Entre los treinta y cinco y cuarenta y cinco (“crisis de los cuarenta”, también llamada “crisis de la mitad de la vida”), el planteamiento crítico recae sobre las expectativas ya imposibles, y la elaboración del duelo de las mismas. Los desencadenantes pueden ser una súbita conciencia del tiempo en su transcurrir y de la edad alcanzada, alteraciones físicas en la mujer previas al climaterio o el climaterio mismo, u otras circunstancias externas, como la adolescencia de los hijos. En general, el contenido de esta crisis se relaciona con la actitud hacia la vida y la propia muerte. Esta empieza a vislumbrarse en su inexorabilidad. Tal toma de conciencia afecta a la visión del individuo acerca de sí mismo y su concepto del mundo. De alguna manera, se conciencia también el camino hecho y los condicionantes que dificultan el cambio: la personalidad está establecida, la profesión elegida, las realizaciones o sus ausencias nos enseñan la viabilidad futura de los proyectos. Hay cosas en las que no se puede volver atrás porque la realidad lo impide… En su aspecto positivo, este período crítico favorece la serenidad, la madurez, la estabilidad y la creatividad. En su aspecto desestabilizador, en ocasiones aparecen intentos desesperados por recuperar lo imposible: ruptura matrimonial y enamoramiento de algún otro/a mucho más joven, etc.
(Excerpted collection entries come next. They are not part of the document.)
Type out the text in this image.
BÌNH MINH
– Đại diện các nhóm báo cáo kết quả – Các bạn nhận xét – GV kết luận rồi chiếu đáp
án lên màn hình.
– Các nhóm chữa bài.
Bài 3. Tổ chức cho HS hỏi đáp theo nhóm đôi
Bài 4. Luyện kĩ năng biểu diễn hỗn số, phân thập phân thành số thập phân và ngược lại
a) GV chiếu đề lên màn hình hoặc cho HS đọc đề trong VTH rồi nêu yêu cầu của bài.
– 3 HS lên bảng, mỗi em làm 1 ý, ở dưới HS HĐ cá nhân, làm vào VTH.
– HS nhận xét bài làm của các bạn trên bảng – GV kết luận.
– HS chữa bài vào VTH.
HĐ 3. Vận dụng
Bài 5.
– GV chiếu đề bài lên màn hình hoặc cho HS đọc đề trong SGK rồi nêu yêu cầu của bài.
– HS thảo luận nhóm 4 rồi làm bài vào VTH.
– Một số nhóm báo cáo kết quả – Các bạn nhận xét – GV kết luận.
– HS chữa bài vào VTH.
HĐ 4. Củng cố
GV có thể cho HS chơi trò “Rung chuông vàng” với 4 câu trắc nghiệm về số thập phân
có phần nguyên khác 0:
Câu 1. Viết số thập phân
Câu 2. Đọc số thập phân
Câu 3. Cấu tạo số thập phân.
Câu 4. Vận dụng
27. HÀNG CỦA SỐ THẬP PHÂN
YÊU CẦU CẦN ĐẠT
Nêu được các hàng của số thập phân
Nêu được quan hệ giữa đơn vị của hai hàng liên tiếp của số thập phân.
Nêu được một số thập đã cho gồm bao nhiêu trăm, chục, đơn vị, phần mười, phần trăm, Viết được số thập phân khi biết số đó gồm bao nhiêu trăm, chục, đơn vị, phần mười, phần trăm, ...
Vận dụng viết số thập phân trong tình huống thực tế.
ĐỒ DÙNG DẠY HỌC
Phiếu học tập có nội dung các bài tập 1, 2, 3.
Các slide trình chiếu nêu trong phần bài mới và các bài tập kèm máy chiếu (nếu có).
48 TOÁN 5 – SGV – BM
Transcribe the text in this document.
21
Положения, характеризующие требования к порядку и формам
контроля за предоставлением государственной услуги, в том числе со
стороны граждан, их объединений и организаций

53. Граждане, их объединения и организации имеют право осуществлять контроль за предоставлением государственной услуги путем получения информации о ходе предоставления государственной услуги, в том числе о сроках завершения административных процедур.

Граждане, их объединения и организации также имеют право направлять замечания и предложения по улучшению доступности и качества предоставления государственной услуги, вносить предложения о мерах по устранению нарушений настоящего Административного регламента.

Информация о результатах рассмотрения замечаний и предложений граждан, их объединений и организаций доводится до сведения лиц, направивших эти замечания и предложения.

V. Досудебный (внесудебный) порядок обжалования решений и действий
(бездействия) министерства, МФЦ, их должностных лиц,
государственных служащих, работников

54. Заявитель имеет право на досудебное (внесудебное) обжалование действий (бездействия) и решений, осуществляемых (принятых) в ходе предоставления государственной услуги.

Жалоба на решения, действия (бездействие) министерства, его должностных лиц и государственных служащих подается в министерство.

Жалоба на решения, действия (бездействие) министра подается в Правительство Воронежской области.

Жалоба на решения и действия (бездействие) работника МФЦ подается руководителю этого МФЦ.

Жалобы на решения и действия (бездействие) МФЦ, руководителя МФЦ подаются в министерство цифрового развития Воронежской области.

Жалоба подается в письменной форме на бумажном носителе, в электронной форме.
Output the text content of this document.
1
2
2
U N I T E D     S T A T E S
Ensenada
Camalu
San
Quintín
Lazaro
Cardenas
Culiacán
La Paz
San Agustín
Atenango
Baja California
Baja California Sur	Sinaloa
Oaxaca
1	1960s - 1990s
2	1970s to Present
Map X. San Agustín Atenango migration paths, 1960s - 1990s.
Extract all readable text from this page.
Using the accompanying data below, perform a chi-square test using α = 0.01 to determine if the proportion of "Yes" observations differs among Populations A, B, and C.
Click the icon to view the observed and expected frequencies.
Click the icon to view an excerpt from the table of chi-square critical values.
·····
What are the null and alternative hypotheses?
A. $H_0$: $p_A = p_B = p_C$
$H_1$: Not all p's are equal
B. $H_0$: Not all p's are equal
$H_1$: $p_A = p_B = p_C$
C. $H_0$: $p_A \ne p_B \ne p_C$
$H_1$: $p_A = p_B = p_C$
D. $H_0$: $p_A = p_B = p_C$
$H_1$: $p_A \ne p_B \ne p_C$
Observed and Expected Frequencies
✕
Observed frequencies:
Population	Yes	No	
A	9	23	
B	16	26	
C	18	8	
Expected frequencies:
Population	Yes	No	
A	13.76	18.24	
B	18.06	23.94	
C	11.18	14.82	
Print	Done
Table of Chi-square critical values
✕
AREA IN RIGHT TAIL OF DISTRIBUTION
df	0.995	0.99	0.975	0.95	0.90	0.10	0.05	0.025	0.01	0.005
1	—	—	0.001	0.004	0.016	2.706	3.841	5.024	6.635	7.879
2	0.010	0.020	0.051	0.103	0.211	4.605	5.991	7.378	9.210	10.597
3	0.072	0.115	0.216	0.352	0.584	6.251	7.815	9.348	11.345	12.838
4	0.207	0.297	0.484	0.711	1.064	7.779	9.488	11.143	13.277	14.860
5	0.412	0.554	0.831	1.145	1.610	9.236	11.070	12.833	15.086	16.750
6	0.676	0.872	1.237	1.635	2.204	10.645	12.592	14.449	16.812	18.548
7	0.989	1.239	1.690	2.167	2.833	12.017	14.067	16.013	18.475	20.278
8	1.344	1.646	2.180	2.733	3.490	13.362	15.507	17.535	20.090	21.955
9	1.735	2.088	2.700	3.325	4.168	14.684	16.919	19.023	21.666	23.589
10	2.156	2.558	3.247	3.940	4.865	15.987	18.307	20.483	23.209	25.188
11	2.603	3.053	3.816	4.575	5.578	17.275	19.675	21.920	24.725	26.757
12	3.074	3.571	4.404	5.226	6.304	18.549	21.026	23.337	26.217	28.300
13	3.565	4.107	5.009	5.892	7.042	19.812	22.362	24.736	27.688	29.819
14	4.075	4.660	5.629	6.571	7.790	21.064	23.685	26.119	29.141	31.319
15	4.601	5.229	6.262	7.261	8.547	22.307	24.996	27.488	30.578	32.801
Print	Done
Nuevamente, los accidentes, pérdida de los hijos, pérdida de los padres, cambios sociales que afecten fuertemente a las ideologías, aprendizajes que cuestionen las propias ideas, situaciones de despido, etc., se constituyen en otros tantos desencadenantes críticos.

Las crisis fundamentales siguientes se encuadran dentro del declinar de la madurez y la entrada en la llamada actualmente “tercera edad”. Pueden aparecer a partir de la jubilación, aparición de enfermedades físicas, pérdida de facultades, etc. La aceptación del ritmo del deterioro de los procesos vitales, de los grandes cambios en el entorno por muerte de la pareja, de los familiares o amigos, y el acercamiento al propio fin son los grandes retos que plantean estas etapas, cuya superación positiva en lo psicológico supone un paso más en la “gran obra” de nuestra tarea en el camino de la vida particular.

Intervención en crisis

La persona que está en un período crítico suele presentar “fases de emergencia”, sobre todo en las crisis provocadas por grandes cambios imprevistos. En este sentido, la presencia del otro que escucha, que respeta, que acoge y que puede reflejar desde fuera las emociones, dudas, confusiones, ambivalencias, etc., del sujeto que las padece, de un modo comprensivo, constituye una ayuda inestimable. La persona que entra en crisis tiene necesidad de hablar, de desahogarse, de compartir, de sentir solidaridad, y en ocasiones, si se sitúa regresivamente, de sentir cuidados y atención por parte del otro. Así, la amistad en primera instancia, los dispositivos sociales (asistente social, sacerdotes, ciertas instituciones) después, entran dentro del terreno de la ayuda. Si la crisis se prolonga, si la angustia es demasiado elevada o si desemboca en patología, la ayuda profesional en forma de terapia breve, u otra terapia más profunda si es preciso, deben ser tenidas en cuenta.